I typically work with people who want more freedom and who want to live an extraordinary life, to be fulfilled by the small things and inspired by the big things. Clutter just gets in the way, and destroys a lot of simple pleasures. For example, the simple delight of having a friend spontaneously come over for tea. Clutterers and hoarders cannot experience this simple pleasure, maybe not even with two weeks’ notice. It’s just one of the silent tragedies of clutterers and their families.
Q: What are your favorite parts of your job?
A: I am privileged to witness the process of transformation.

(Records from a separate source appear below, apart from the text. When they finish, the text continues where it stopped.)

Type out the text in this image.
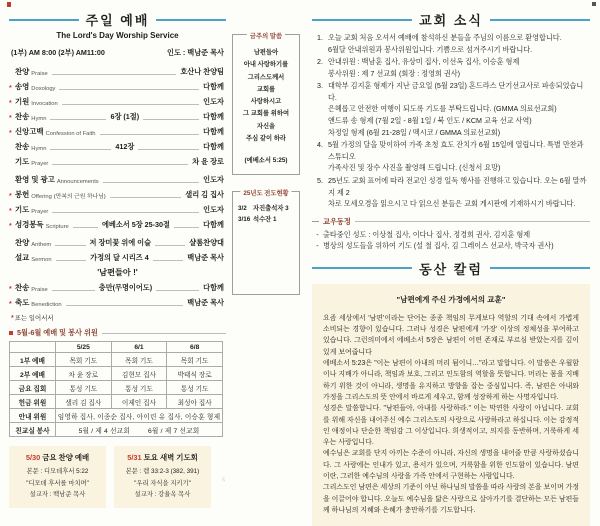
주일 예배
The Lord's Day Worship Service
(1부) AM 8:00 (2부) AM11:00	인도 : 백남준 목사
찬양 Praise	호산나 찬양팀
* 송영 Doxology	다함께
* 기원 Invocation	인도자
* 찬송 Hymn	6장 (1절)	다함께
* 신앙고백 Confession of Faith	다함께
찬송 Hymn	412장	다함께
기도 Prayer	차 윤 장로
환영 및 광고 Announcements	인도자
* 봉헌 Offering (만복의 근원 하나님)	샐리 김 집사
* 기도 Prayer	인도자
* 성경봉독 Scripture	에베소서 5장 25-30절	다함께
찬양 Anthem	저 장미꽃 위에 이슬	샬롬찬양대
설교 Sermon	가정의 달 시리즈 4	백남준 목사
'남편들아 !'
* 찬송 Praise	충만(무명이어도)	다함께
* 축도 Benediction	백남준 목사
*표는 일어서서
5월-6월 예배 및 봉사 위원
	5/25	6/1	6/8
1부 예배	목회 기도	목회 기도	목회 기도
2부 예배	차 윤 장로	김현모 집사	박태식 장로
금요 집회	통성 기도	통성 기도	통성 기도
헌금 위원	샐리 김 집사	이제인 집사	최성아 집사
안내 위원	임영하 집사, 이종순 집사, 아이린 유 집사, 이승훈 형제		
친교실 봉사	5월 / 제 4 선교회 6월 / 제 7 선교회		
5/30 금요 찬양 예배
본문 : 디모데후서 5:22
"디모데 후서를 마치며"
설교자 : 백남준 목사
5/31 토요 새벽 기도회
본문 : 렘 33:2-3 (382, 391)
"우리 자식을 지키기"
설교자 : 강율옥 목사
금주의 말씀
남편들아
아내 사랑하기를
그리스도께서
교회를
사랑하시고
그 교회를 위하여
자신을
주심 같이 하라
(에베소서 5:25)
25년도 전도현황
3/2 자진출석자 3
3/16 석수잔 1
교회 소식
1. 오늘 교회 처음 오셔서 예배에 참석하신 분들을 주님의 이름으로 환영합니다.
6월달 안내위원과 봉사위원입니다. 기쁨으로 섬겨주시기 바랍니다.
2. 안내위원 : 백남훈 집사, 유상미 집사, 이선옥 집사, 이승훈 형제
봉사위원 : 제 7 선교회 (회장 : 정영희 권사)
3. 대학부 김지훈 형제가 지난 금요일 (5월 23일) 혼드라스 단기선교사로 파송되었습니다.
은혜롭고 안전한 여행이 되도록 기도를 부탁드립니다. (GMMA 의료선교회)
앤드류 송 형제 (7월 2일 - 8월 1일 / 북 인도 / KCM 교육 선교 사역)
차정일 형제 (6월 21-28일 / 멕시코 / GMMA 의료선교회)
4. 5월 가정의 달을 맞이하여 가족 초청 효도 잔치가 6월 15일에 열립니다. 특별 만찬과 스튜디오
가족사진 및 장수 사진을 촬영해 드립니다. (신청서 요망)
5. 25년도 교회 표어에 따라 전교인 성경 일독 행사를 진행하고 있습니다. 오는 6월 말까지 제 2
차로 모세오경을 읽으시고 다 읽으신 분들은 교회 게시판에 기재하시기 바랍니다.
교우동정
- 출타중인 성도 : 이상철 집사, 이다나 집사, 정경희 권사, 김지훈 형제
- 병상의 성도들을 위하여 기도 (설 철 집사, 김 그레이스 선교사, 박국자 권사)
동산 칼럼
"남편에게 주신 가정에서의 교훈"

요즘 세상에서 '남편'이라는 단어는 종종 책임의 무게보다 역할의 기대 속에서 가볍게 소비되는 경향이 있습니다. 그러나 성경은 남편에게 '가장' 이상의 정체성을 부여하고 있습니다. 그런의미에서 에베소서 5장은 남편이 어떤 존재로 부르심 받았는지를 깊이 있게 보여줍니다

에베소서 5:23은 "이는 남편이 아내의 머리 됨이니…"라고 말합니다. 이 말씀은 우월함이나 지배가 아니라, 책임과 보호, 그리고 인도함의 역할을 뜻합니다. 머리는 몸을 지배하기 위한 것이 아니라, 생명을 유지하고 방향을 잡는 중심입니다. 즉, 남편은 아내와 가정을 그리스도의 뜻 안에서 바르게 세우고, 함께 성장하게 하는 사명자입니다.

성경은 말씀합니다. "남편들아, 아내를 사랑하라." 이는 막연한 사랑이 아닙니다. 교회를 위해 자신을 내어주신 예수 그리스도의 사랑으로 사랑하라고 하십니다. 이는 감정적인 애정이나 단순한 책임감 그 이상입니다. 희생적이고, 의지를 동반하며, 거룩하게 세우는 사랑입니다.

예수님은 교회를 단지 아끼는 수준이 아니라, 자신의 생명을 내어줄 만큼 사랑하셨습니다. 그 사랑에는 인내가 있고, 용서가 있으며, 거룩함을 위한 인도함이 있습니다. 남편이란, 그러한 예수님의 사랑을 가족 안에서 구현하는 사람입니다.

그리스도인 남편은 세상의 기준이 아닌 하나님의 말씀을 따라 사랑의 본을 보이며 가정을 이끌어야 합니다. 오늘도 예수님을 닮은 사랑으로 살아가기를 결단하는 모든 남편들께 하나님의 지혜와 은혜가 충만하기를 기도합니다.
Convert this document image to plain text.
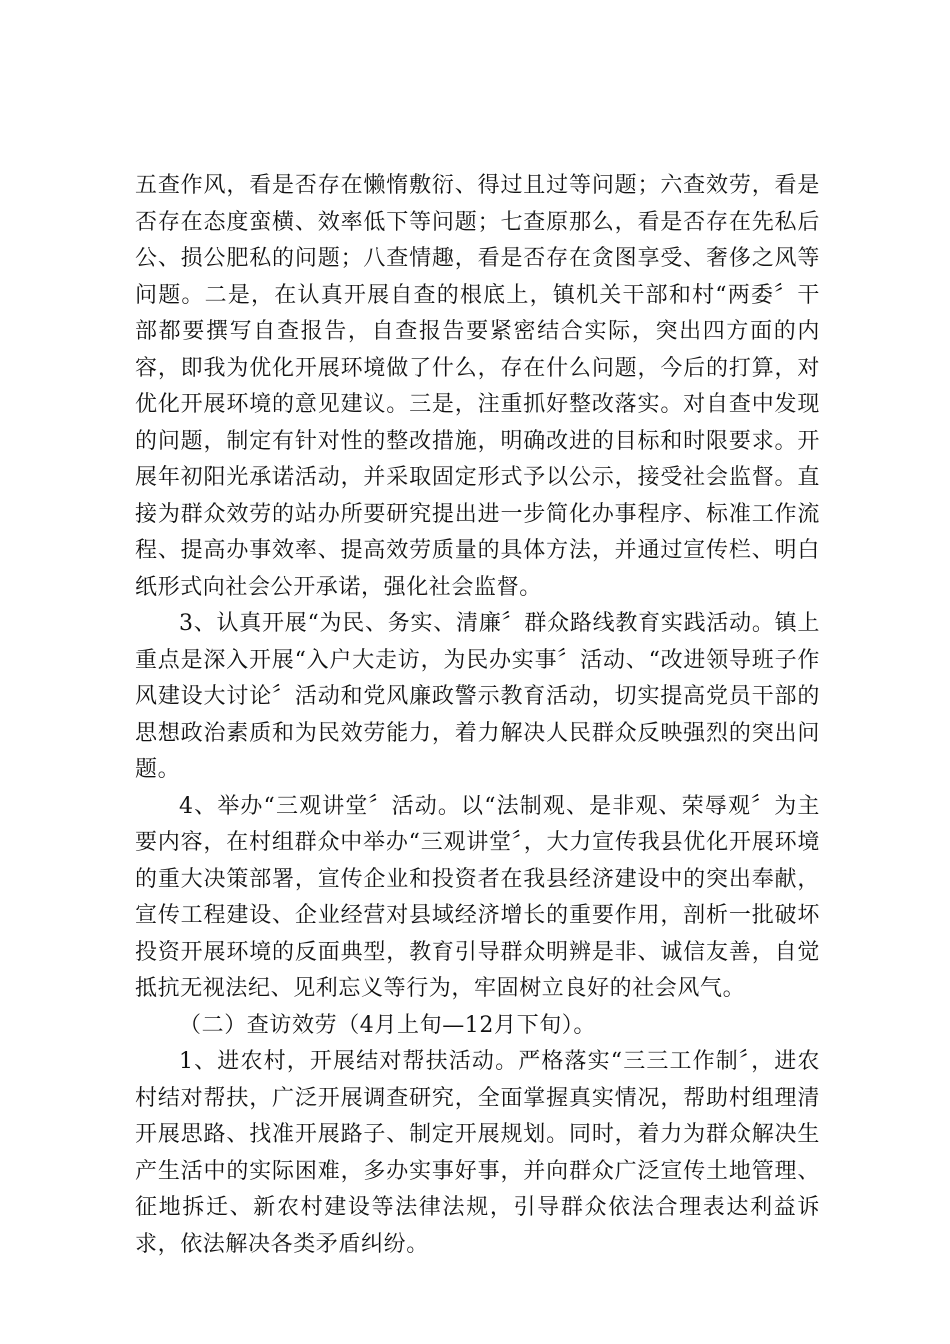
五查作风，看是否存在懒惰敷衍、得过且过等问题；六查效劳，看是否存在态度蛮横、效率低下等问题；七查原那么，看是否存在先私后公、损公肥私的问题；八查情趣，看是否存在贪图享受、奢侈之风等问题。二是，在认真开展自查的根底上，镇机关干部和村“两委〞干部都要撰写自查报告，自查报告要紧密结合实际，突出四方面的内容，即我为优化开展环境做了什么，存在什么问题，今后的打算，对优化开展环境的意见建议。三是，注重抓好整改落实。对自查中发现的问题，制定有针对性的整改措施，明确改进的目标和时限要求。开展年初阳光承诺活动，并采取固定形式予以公示，接受社会监督。直接为群众效劳的站办所要研究提出进一步简化办事程序、标准工作流程、提高办事效率、提高效劳质量的具体方法，并通过宣传栏、明白纸形式向社会公开承诺，强化社会监督。

3、认真开展“为民、务实、清廉〞群众路线教育实践活动。镇上重点是深入开展“入户大走访，为民办实事〞活动、“改进领导班子作风建设大讨论〞活动和党风廉政警示教育活动，切实提高党员干部的思想政治素质和为民效劳能力，着力解决人民群众反映强烈的突出问题。

4、举办“三观讲堂〞活动。以“法制观、是非观、荣辱观〞为主要内容，在村组群众中举办“三观讲堂〞，大力宣传我县优化开展环境的重大决策部署，宣传企业和投资者在我县经济建设中的突出奉献，宣传工程建设、企业经营对县域经济增长的重要作用，剖析一批破坏投资开展环境的反面典型，教育引导群众明辨是非、诚信友善，自觉抵抗无视法纪、见利忘义等行为，牢固树立良好的社会风气。

（二）查访效劳（4月上旬—12月下旬）。

1、进农村，开展结对帮扶活动。严格落实“三三工作制〞，进农村结对帮扶，广泛开展调查研究，全面掌握真实情况，帮助村组理清开展思路、找准开展路子、制定开展规划。同时，着力为群众解决生产生活中的实际困难，多办实事好事，并向群众广泛宣传土地管理、征地拆迁、新农村建设等法律法规，引导群众依法合理表达利益诉求，依法解决各类矛盾纠纷。
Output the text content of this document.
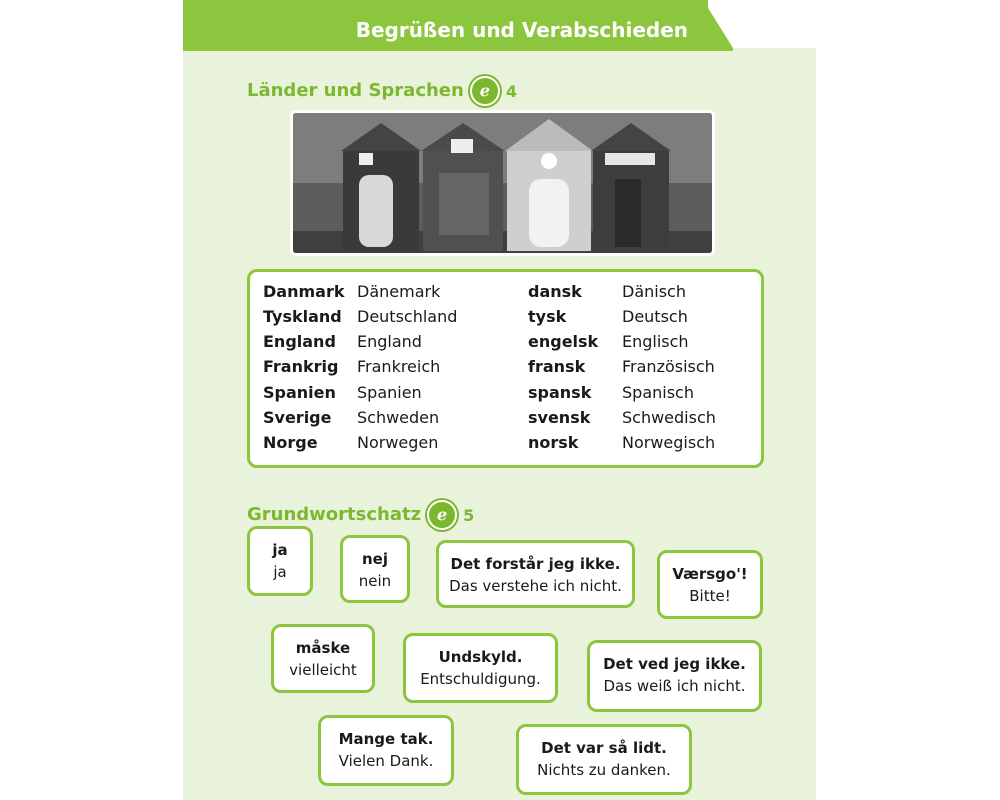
Begrüßen und Verabschieden
Länder und Sprachen ℯ 4
Grundwortschatz ℯ 5
ja
ja
nej
nein
Det forstår jeg ikke.
Das verstehe ich nicht.
Værsgo'!
Bitte!
måske
vielleicht
Undskyld.
Entschuldigung.
Det ved jeg ikke.
Das weiß ich nicht.
Mange tak.
Vielen Dank.
Det var så lidt.
Nichts zu danken.
Danmark Dänemark	dansk	Dänisch
Tyskland Deutschland	tysk	Deutsch
England England	engelsk Englisch
Frankrig Frankreich	fransk Französisch
Spanien Spanien	spansk Spanisch
Sverige Schweden	svensk Schwedisch
Norge Norwegen	norsk	Norwegisch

This is something I never get used to – I love experiencing this kind of joy in my work. Each person’s shift and transformation is unique, and although many of my spiritual treatments and detachment exercises work for clutterers, I see all of my practice as successfully dissolving toxic emotional blockages and freeing up the clients’ natural life energy. This work is never boring or routine! On some basic level, my job is simply to restore the client to their natural blueprint for success.
Something interfered with that blueprint, and it’s my job to help them face it, trace it and erase it. We can celebrate with tears and laughter when the blockage is clearly removed. That’s the best part, celebrating how the client turned a defeat into a victory.
Q: What does having a "balanced life" mean to you?
A: At a glance, I see your life as a triangle...on one side of the triangle is health and vitality, on another side is wealth and work, and on the third side is love and relationships. In a balanced life, most people are doing fairly well with at least two of the sides of this triangle, and are working on a few issues somewhere on the third side of their triangle. If someone is doing very well on all three sides they probably are not sitting in my office, unless they want to change jobs or careers and are looking to bump their life up to a better quality of living. Perfect balance can be boring after a while...sometimes we have to shake things up a bit to create more joy, love, ecstasy, cash flow, whatever!
Q: What do you like about practicing in the Chelmsford area?
A: Chelmsford is an exciting international community, with big tech industries nearby on Route 128 drawing people from all over the world, and with Lowell next door we are quite a melting pot in Massachusetts. What I do love about Chelmsford and the greater Boston/Nashua community that I serve locally is that people are generally warm, caring, excited to change and willing to work towards their dreams. With the available technology today, it is also possible to provide quality treatment via Skype and other conference call services so I see myself as an international counselor and consultant these days.
As I am known as a spiritual, joy based counselor who uses therapeutic laughter as part of my process, I also attract people who love to laugh. So we share a lot of laughter here. I like to think that I help my clients shift from grief to giggles...in a nutshell.
Finally, Chelmsford is chock full of excellent resources, such as our awesome library, senior center and local cable access television center, Chelmsford Telemedia, to name a few. As part of the empowerment process, I always seek to connect my clients with appropriate free local resources to enrich and expand their lives.